We have extended the benchmark section and included a comparison with increasingly accurate variants of RBM-Slater-Jastrow (SJ) wavefunctions taken from the comprehensive variational benchmark Varbench. In terms of accuracy the autoregressive SJ ansatz is comparable to a conventional SJ ansatz with a single-reference mean-field wavefunction.
Is it possible to estimate the error density depend on the systems size?
As the parametrization of the Jastrow factor by a MADE network, which is not translationally invariant, scales like $N^4$ with the system size, simulation of of systems larger than $10 \times 10$ results in out-of-memory errors. The accuracy of the autoregressive model is at least as good as a simple Slater-Jastrow ansatz. Indeed, it is a pertinent question whether the direct sampling approach gives an advantage in terms of accuracy for larger system sizes compared with Markov chain MC. At present, this cannot be answered, and is left for future work.

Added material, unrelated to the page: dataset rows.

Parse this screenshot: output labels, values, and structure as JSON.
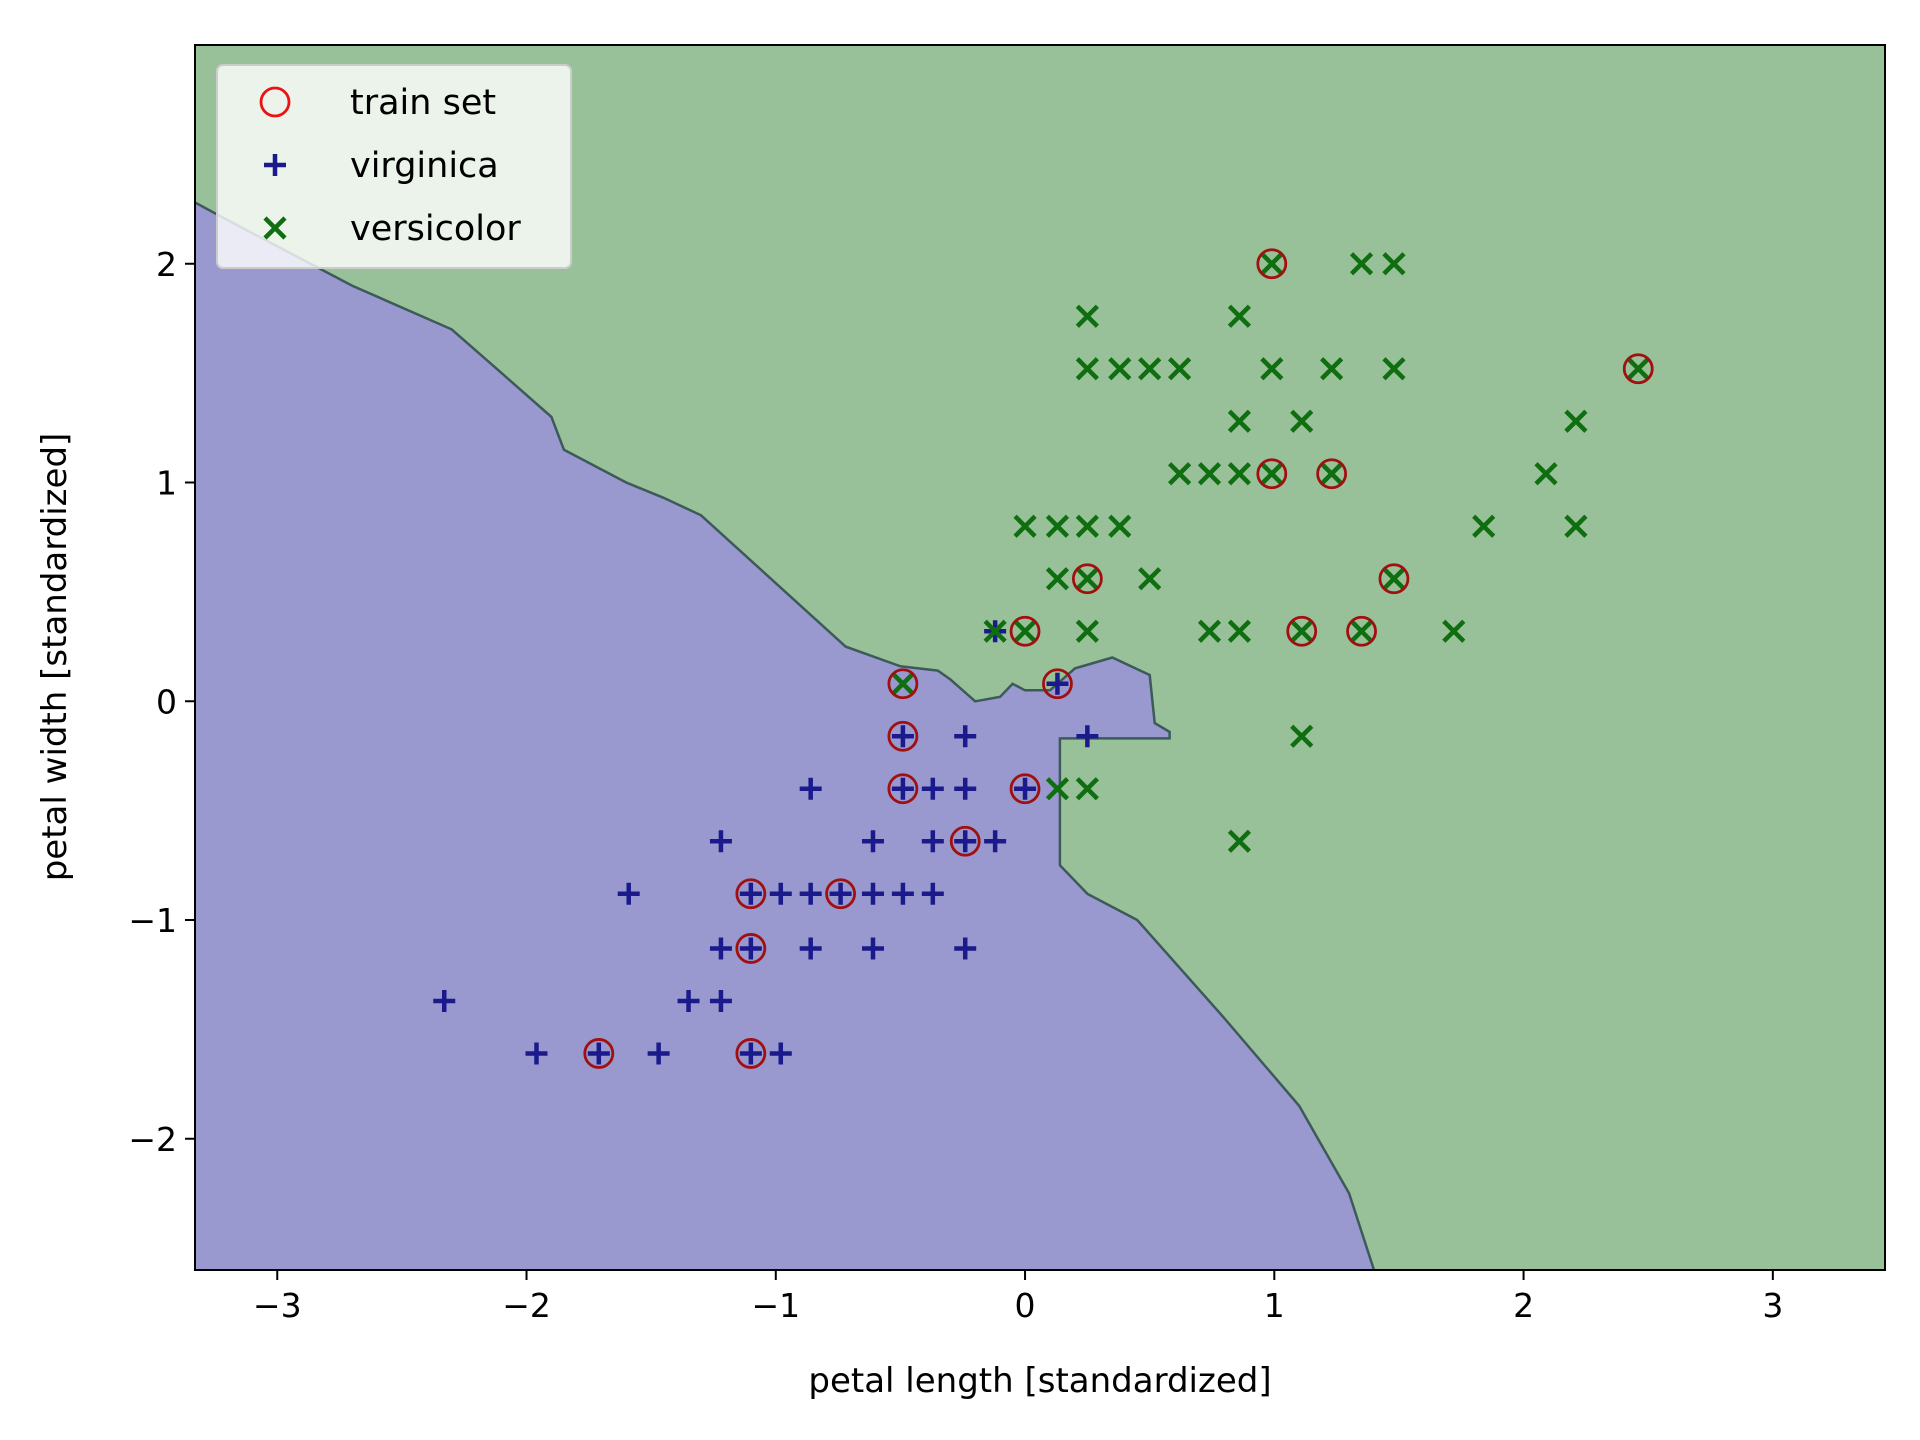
{
  "chart_data": {
    "type": "scatter",
    "title": "",
    "xlabel": "petal length [standardized]",
    "ylabel": "petal width [standardized]",
    "xlim": [
      -3.33,
      3.45
    ],
    "ylim": [
      -2.6,
      3.0
    ],
    "x_ticks": [
      -3,
      -2,
      -1,
      0,
      1,
      2,
      3
    ],
    "x_tick_labels": [
      "−3",
      "−2",
      "−1",
      "0",
      "1",
      "2",
      "3"
    ],
    "y_ticks": [
      -2,
      -1,
      0,
      1,
      2
    ],
    "y_tick_labels": [
      "−2",
      "−1",
      "0",
      "1",
      "2"
    ],
    "grid": false,
    "legend_position": "top-left",
    "regions": {
      "virginica_color": "#9999cf",
      "versicolor_color": "#99c199",
      "boundary_color": "#3d5a5a",
      "boundary": [
        [
          -3.33,
          2.28
        ],
        [
          -3.2,
          2.2
        ],
        [
          -2.7,
          1.9
        ],
        [
          -2.3,
          1.7
        ],
        [
          -2.1,
          1.5
        ],
        [
          -1.9,
          1.3
        ],
        [
          -1.85,
          1.15
        ],
        [
          -1.6,
          1.0
        ],
        [
          -1.45,
          0.93
        ],
        [
          -1.3,
          0.85
        ],
        [
          -0.72,
          0.25
        ],
        [
          -0.5,
          0.16
        ],
        [
          -0.35,
          0.14
        ],
        [
          -0.3,
          0.1
        ],
        [
          -0.25,
          0.05
        ],
        [
          -0.2,
          0.0
        ],
        [
          -0.1,
          0.02
        ],
        [
          -0.05,
          0.08
        ],
        [
          0.0,
          0.05
        ],
        [
          0.1,
          0.05
        ],
        [
          0.2,
          0.15
        ],
        [
          0.35,
          0.2
        ],
        [
          0.5,
          0.12
        ],
        [
          0.52,
          -0.1
        ],
        [
          0.58,
          -0.14
        ],
        [
          0.58,
          -0.17
        ],
        [
          0.14,
          -0.17
        ],
        [
          0.14,
          -0.75
        ],
        [
          0.25,
          -0.88
        ],
        [
          0.45,
          -1.0
        ],
        [
          0.8,
          -1.45
        ],
        [
          1.1,
          -1.85
        ],
        [
          1.3,
          -2.25
        ],
        [
          1.4,
          -2.6
        ]
      ]
    },
    "series": [
      {
        "name": "virginica",
        "marker": "+",
        "color": "#1a1a8c",
        "points": [
          [
            -2.33,
            -1.37
          ],
          [
            -1.96,
            -1.61
          ],
          [
            -1.71,
            -1.61
          ],
          [
            -1.47,
            -1.61
          ],
          [
            -1.1,
            -1.61
          ],
          [
            -0.98,
            -1.61
          ],
          [
            -1.35,
            -1.37
          ],
          [
            -1.22,
            -1.37
          ],
          [
            -1.22,
            -1.13
          ],
          [
            -1.1,
            -1.13
          ],
          [
            -0.86,
            -1.13
          ],
          [
            -0.61,
            -1.13
          ],
          [
            -0.24,
            -1.13
          ],
          [
            -1.59,
            -0.88
          ],
          [
            -1.1,
            -0.88
          ],
          [
            -0.98,
            -0.88
          ],
          [
            -0.86,
            -0.88
          ],
          [
            -0.74,
            -0.88
          ],
          [
            -0.61,
            -0.88
          ],
          [
            -0.49,
            -0.88
          ],
          [
            -0.37,
            -0.88
          ],
          [
            -1.22,
            -0.64
          ],
          [
            -0.61,
            -0.64
          ],
          [
            -0.37,
            -0.64
          ],
          [
            -0.24,
            -0.64
          ],
          [
            -0.12,
            -0.64
          ],
          [
            -0.86,
            -0.4
          ],
          [
            -0.49,
            -0.4
          ],
          [
            -0.37,
            -0.4
          ],
          [
            -0.24,
            -0.4
          ],
          [
            0.0,
            -0.4
          ],
          [
            -0.49,
            -0.16
          ],
          [
            -0.24,
            -0.16
          ],
          [
            0.25,
            -0.16
          ],
          [
            0.13,
            0.08
          ],
          [
            -0.12,
            0.32
          ]
        ]
      },
      {
        "name": "versicolor",
        "marker": "x",
        "color": "#0f6e0f",
        "points": [
          [
            0.86,
            -0.64
          ],
          [
            0.13,
            -0.4
          ],
          [
            0.25,
            -0.4
          ],
          [
            1.11,
            -0.16
          ],
          [
            -0.49,
            0.08
          ],
          [
            -0.12,
            0.32
          ],
          [
            0.0,
            0.32
          ],
          [
            0.25,
            0.32
          ],
          [
            0.74,
            0.32
          ],
          [
            0.86,
            0.32
          ],
          [
            1.11,
            0.32
          ],
          [
            1.35,
            0.32
          ],
          [
            1.72,
            0.32
          ],
          [
            0.13,
            0.56
          ],
          [
            0.25,
            0.56
          ],
          [
            0.5,
            0.56
          ],
          [
            1.48,
            0.56
          ],
          [
            0.0,
            0.8
          ],
          [
            0.13,
            0.8
          ],
          [
            0.25,
            0.8
          ],
          [
            0.38,
            0.8
          ],
          [
            1.84,
            0.8
          ],
          [
            2.21,
            0.8
          ],
          [
            0.62,
            1.04
          ],
          [
            0.74,
            1.04
          ],
          [
            0.86,
            1.04
          ],
          [
            0.99,
            1.04
          ],
          [
            1.23,
            1.04
          ],
          [
            2.09,
            1.04
          ],
          [
            0.86,
            1.28
          ],
          [
            1.11,
            1.28
          ],
          [
            2.21,
            1.28
          ],
          [
            0.25,
            1.52
          ],
          [
            0.38,
            1.52
          ],
          [
            0.5,
            1.52
          ],
          [
            0.62,
            1.52
          ],
          [
            0.99,
            1.52
          ],
          [
            1.23,
            1.52
          ],
          [
            1.48,
            1.52
          ],
          [
            2.46,
            1.52
          ],
          [
            0.25,
            1.76
          ],
          [
            0.86,
            1.76
          ],
          [
            0.99,
            2.0
          ],
          [
            1.35,
            2.0
          ],
          [
            1.48,
            2.0
          ]
        ]
      },
      {
        "name": "train set",
        "marker": "o",
        "color": "#a01010",
        "points": [
          [
            -1.71,
            -1.61
          ],
          [
            -1.1,
            -1.61
          ],
          [
            -1.1,
            -1.13
          ],
          [
            -1.1,
            -0.88
          ],
          [
            -0.74,
            -0.88
          ],
          [
            -0.24,
            -0.64
          ],
          [
            -0.49,
            -0.4
          ],
          [
            0.0,
            -0.4
          ],
          [
            -0.49,
            -0.16
          ],
          [
            -0.49,
            0.08
          ],
          [
            0.13,
            0.08
          ],
          [
            0.0,
            0.32
          ],
          [
            1.11,
            0.32
          ],
          [
            1.35,
            0.32
          ],
          [
            0.25,
            0.56
          ],
          [
            1.48,
            0.56
          ],
          [
            0.99,
            1.04
          ],
          [
            1.23,
            1.04
          ],
          [
            2.46,
            1.52
          ],
          [
            0.99,
            2.0
          ]
        ]
      }
    ],
    "legend": [
      {
        "label": "train set",
        "marker": "o",
        "color": "#ee1111"
      },
      {
        "label": "virginica",
        "marker": "+",
        "color": "#1a1a8c"
      },
      {
        "label": "versicolor",
        "marker": "x",
        "color": "#0f6e0f"
      }
    ]
  }
}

The conclusion is rather brief. It might be useful to comment on the conclusions drawn from the benchmark and comparison to other variational methods.
In an expanded conclusion the main limitations of the current implementation are addressed. This is for one the fact that sampling and density estimation are equally costly, which makes approaches such as symmetry projection impossible. The other aspect is the imbalance between the Jastrow factor, which is heavily over-parametrized, and the Slater determinant, which is only single-reference. The outlook section has already addressed the difficulties connected with autoregressive multi-reference approaches. In conclusion, our approach is on par with simple SJ wavefunctions and is outperformed in terms of accuracy by SJ wavefunctions with symmetry projection and backflow.
Author: Stephan Humeniuk on 2023-03-14 [id 3474]
(in reply to Report 2 on 2022-12-31)We wish to thank the referee for reviewing our manuscript. We have addressed their comments and criticisms and hope that out manuscript is now suitable for publication.
The main criticism is the imbalance between the benchmark/application part and the presentation of technical details. We have extended the benchmark section with a comparison with other variational methods from the published benchmark Varbench. Indeed, at the current stage our algorithm is of proof-of-principle level and further work is needed for genuine applications. The reasons have been stated in an enlarged conclusion section: (i) The MADE network is not translationally invariant and the many parameters lead to out-of-memory errors before larger system sizes can be attained where the cubic scaling becomes relevant. (ii) The Slater determinant is of single-reference type so that the algorithm is of lower accuracy than current restricted Boltzmann machine (RBM) implementations of Slater-Jastrow wavefunctions with symmetry projection and backflow. Directions for possible improvement of our algorithm are mentioned in the outlook section.